What was the genealogical value of these documents?

The transcript that I found 2 years ago gave me the full name of James Harris Martin ( I previously had James H Martin, from his 1850 Federal Census entry) as well as the date and location of his death (28 Mar 1883 in Hillsboro, Texas). Armed with these new details, I was able to locate Martin’s burial location and headstone photo at Find-A-Grave, which contained his exact birth date, 21 Jun 1807. All that from a court transcipt… AWESOME!

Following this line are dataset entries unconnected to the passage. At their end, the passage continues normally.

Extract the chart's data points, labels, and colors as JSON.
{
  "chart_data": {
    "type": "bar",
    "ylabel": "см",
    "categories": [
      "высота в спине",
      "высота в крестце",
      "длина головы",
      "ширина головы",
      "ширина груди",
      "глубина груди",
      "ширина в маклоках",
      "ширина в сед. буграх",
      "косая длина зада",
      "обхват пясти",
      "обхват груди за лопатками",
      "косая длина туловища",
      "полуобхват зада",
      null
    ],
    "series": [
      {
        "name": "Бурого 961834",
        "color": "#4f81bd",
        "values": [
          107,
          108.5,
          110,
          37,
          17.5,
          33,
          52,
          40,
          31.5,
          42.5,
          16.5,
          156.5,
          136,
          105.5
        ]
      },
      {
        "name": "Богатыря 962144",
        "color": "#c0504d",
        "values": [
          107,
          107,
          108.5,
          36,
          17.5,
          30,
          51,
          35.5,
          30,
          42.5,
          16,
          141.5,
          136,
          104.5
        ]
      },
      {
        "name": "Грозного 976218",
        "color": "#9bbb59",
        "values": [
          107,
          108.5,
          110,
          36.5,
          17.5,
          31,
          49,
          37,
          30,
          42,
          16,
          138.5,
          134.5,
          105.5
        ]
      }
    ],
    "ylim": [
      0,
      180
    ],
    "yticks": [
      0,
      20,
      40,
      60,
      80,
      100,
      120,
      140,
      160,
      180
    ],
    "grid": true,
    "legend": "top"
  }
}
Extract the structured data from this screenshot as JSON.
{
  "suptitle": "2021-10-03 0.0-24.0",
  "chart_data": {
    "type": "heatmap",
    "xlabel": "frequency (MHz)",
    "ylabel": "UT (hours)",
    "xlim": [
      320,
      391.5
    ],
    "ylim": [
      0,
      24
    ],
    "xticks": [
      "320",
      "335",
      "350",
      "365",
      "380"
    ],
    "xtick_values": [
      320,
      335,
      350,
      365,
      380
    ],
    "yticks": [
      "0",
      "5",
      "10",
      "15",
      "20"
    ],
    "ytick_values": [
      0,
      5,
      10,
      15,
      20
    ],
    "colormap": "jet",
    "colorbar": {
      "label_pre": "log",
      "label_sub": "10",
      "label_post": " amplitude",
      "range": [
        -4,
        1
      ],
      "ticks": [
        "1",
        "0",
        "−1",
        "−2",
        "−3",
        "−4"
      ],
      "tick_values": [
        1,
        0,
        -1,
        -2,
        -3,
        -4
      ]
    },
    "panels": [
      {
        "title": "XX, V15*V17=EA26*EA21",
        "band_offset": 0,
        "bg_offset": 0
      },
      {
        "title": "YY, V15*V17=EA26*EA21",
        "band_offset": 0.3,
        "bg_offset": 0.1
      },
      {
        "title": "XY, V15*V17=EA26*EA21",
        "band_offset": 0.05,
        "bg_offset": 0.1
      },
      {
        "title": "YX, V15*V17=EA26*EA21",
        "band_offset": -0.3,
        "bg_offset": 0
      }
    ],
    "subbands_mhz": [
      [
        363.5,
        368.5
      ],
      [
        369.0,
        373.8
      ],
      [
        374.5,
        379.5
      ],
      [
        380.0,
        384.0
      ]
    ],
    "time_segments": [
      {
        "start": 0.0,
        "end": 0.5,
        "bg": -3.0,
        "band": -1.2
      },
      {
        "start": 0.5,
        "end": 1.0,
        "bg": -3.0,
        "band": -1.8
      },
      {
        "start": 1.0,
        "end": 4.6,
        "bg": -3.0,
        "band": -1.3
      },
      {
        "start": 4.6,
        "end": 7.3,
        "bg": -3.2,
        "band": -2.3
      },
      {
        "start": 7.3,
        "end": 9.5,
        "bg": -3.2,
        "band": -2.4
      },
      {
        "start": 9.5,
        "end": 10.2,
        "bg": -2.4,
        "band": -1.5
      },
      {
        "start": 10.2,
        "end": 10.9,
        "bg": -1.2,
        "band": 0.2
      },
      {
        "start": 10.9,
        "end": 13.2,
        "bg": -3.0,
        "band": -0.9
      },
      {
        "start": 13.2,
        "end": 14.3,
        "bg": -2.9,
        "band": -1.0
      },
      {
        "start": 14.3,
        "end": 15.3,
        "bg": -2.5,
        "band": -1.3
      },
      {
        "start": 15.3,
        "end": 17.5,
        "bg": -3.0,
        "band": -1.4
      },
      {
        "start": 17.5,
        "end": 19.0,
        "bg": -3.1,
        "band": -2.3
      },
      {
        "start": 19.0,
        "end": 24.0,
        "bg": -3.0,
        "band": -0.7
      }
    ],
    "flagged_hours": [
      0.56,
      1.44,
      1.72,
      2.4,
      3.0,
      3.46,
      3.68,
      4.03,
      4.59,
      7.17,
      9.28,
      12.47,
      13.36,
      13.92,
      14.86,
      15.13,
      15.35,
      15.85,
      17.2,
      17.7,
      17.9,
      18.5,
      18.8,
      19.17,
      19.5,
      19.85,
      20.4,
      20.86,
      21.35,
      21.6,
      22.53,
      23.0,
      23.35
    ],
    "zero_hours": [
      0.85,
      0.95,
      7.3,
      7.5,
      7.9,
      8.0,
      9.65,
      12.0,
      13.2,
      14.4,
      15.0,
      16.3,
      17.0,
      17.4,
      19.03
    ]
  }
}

And what genea-goodies did I get from yesterday’s “translation” document? Remember the other daughter who was originally supposed to get half of Martin’s estate? Martin’s 1850 Federal Census enumeration lists his kids as Susan W L and Sarah A D (apparently this family had a thing for 2 middle names!). Susan was of course my 3GGM and I have been able to follow her life and amass quite a bit of data on her. But what of Sarah A D Martin? We all know the difficulties in tracking down female family members, especially from this time period. I have found essentially nothing on Sarah and even thought she might not have survived childhood, as frequently happened in those days.

Thanks to Cases Argued and Decided in the Supreme Court of the State of Texas, Volume 66 , Sarah A D Martin is now Mrs S. A. D. Haigler! I now have her married name! This is a major find for me, as hopefully it will begin a new line of research!